Im übrigen wird die Beschwerde als unbegründet abgewiesen.

Der Bund hat dem Beschwerdeführer Aufwendungen in der Höhe von S 8.535,-- binnen zwei Wochen bei sonstiger Exekution zu ersetzen.

Begründung

Mit Bescheid des Landeshauptmannes von Kärnten vom 28. November 1980 wurde der mitbeteiligten Partei auf Grund der Ergebnisse der vorangegangenen wasserrechtlichen Verhandlung gemäß den §§ 10, 99 Abs. 1 lit. c und d und 111 Abs. 1 und 2 WRG 1959 unter bestimmten Bedingungen und Auflagen die wasserrechtliche Bewilligung erteilt, die auf den Grundstücken Nr. 791/3 und 795/7 KG X errichteten Brunnen für die Versorgung der städtischen Wasserversorgungsanlage zu betreiben und daraus Grundwasser bis zu einer Menge von 130 l/sec zu beziehen. Da eine diesbezügliche Einigung nicht hatte erzielt werden können, wurde in diesem Bescheid ferner gemäß § 63 lit. c WRG 1959 das damals im Eigentum des Beschwerdeführers gestandene Grundstück Nr. 791/3 im Ausmaß von 9.600 m2 gemäß einer Teilungsurkunde gegen eine einmalige Entschädigung in der Höhe von S 759.247,-- enteignet. Schließlich wurde gemäß § 34 WRG 1959 zum Schutze der Brunnen gegen Verunreinigung sowie gegen eine Beeinträchtigung des Grundwasservorkommens ein auch Grundstücke des Beschwerdeführers umfassendes engeres Schutzgebiet gemäß einem dem erstinstanzlichen Bescheid angeschlossenen Lageplan vom 4. November 1980 bestimmt, welches mit einem zutrittssicheren Zaun zu umgeben und durch Hinweistafeln gegen ein Betreten und gegen jede Verunreinigung abzusichern und in welchem jede Düngung verboten sei. Hiezu behielt sich die Wasserrechtsbehörde erster Instanz im Spruch ihres Bescheides gemäß § 117 WRG die Bestimmung einer Entschädigung für die engeren Schutzgebiete, soweit diese im Eigentum des Beschwerdeführers und eines weiteren Betroffenen verblieben, durch Nachtragsbescheid ausdrücklich vor.

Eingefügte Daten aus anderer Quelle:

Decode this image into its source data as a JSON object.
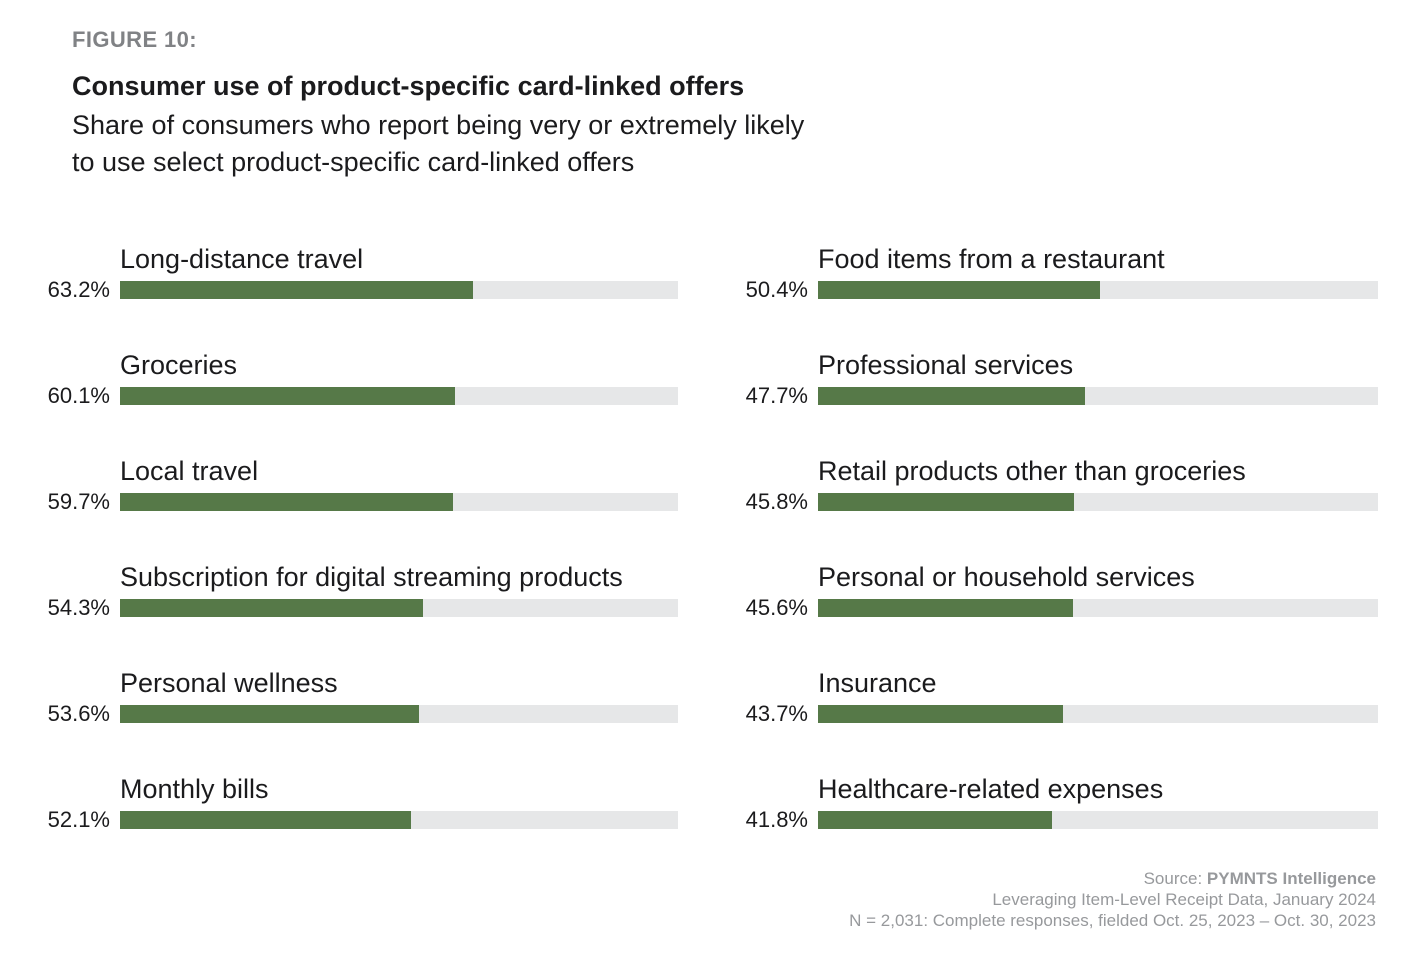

Die wasserrechtliche Bewilligung begründete der Landeshauptmann damit, daß vorangegangene Pumpversuche gezeigt hätten, daß sich im Bereiche der betreffenden Brunnen Grundwasser in für Teile des Stadtgebietes von Klagenfurt ausreichender Menge und in einwandfreier Beschaffenheit erschroten lasse. Dieses Grundwasservorkommen sei auch von sachverständiger Seite positiv beurteilt worden. Den Einwänden der betroffenen Grundbesitzer habe nicht Rechnung getragen werden können, weil die Stadt Klagenfurt dringend zusätzliche Wassergewinnungsstellen benötige. Gegenüber dem Beschwerdeführer seien "Zwangsrechte anzuwenden" gewesen, weil trotz intensiver Bemühungen ein gütliches Übereinkommen nicht habe erzielt werden können. Die Begründung des erstinstanzlichen Bescheides setzt sich in diesem Zusammenhang ausschließlich mit der Frage der Enteignung des Grundstückes Nr. 791/3 des Beschwerdeführers auseinander, nicht aber mit der Bestimmung des engeren Schutzgebietes. Unerwähnt blieb in der Begründung insbesondere auch, aus welchem Grunde die Bestimmung einer Entschädigung für die Beeinträchtigung der von diesem engeren Schutzgebiet betroffenen Grundflächen einem Nachtragsbescheid vorbehalten worden ist.

Gegen diesen Bescheid haben der Beschwerdeführer und ein weiterer Grundeigentümer Berufung an den Bundesminister für Land- und Forstwirtschaft (die belangte Behörde) erhoben. Die belangte Behörde holte dazu vorerst ein Gutachten ihres wasserbautechnischen Amtssachverständigen ein und gab den Berufungswerbern Gelegenheit, diese Gutachten zur Kenntnis und dazu Stellung zu nehmen. Der Beschwerdeführer machte von dieser Möglichkeit allerdings keinen Gebrauch.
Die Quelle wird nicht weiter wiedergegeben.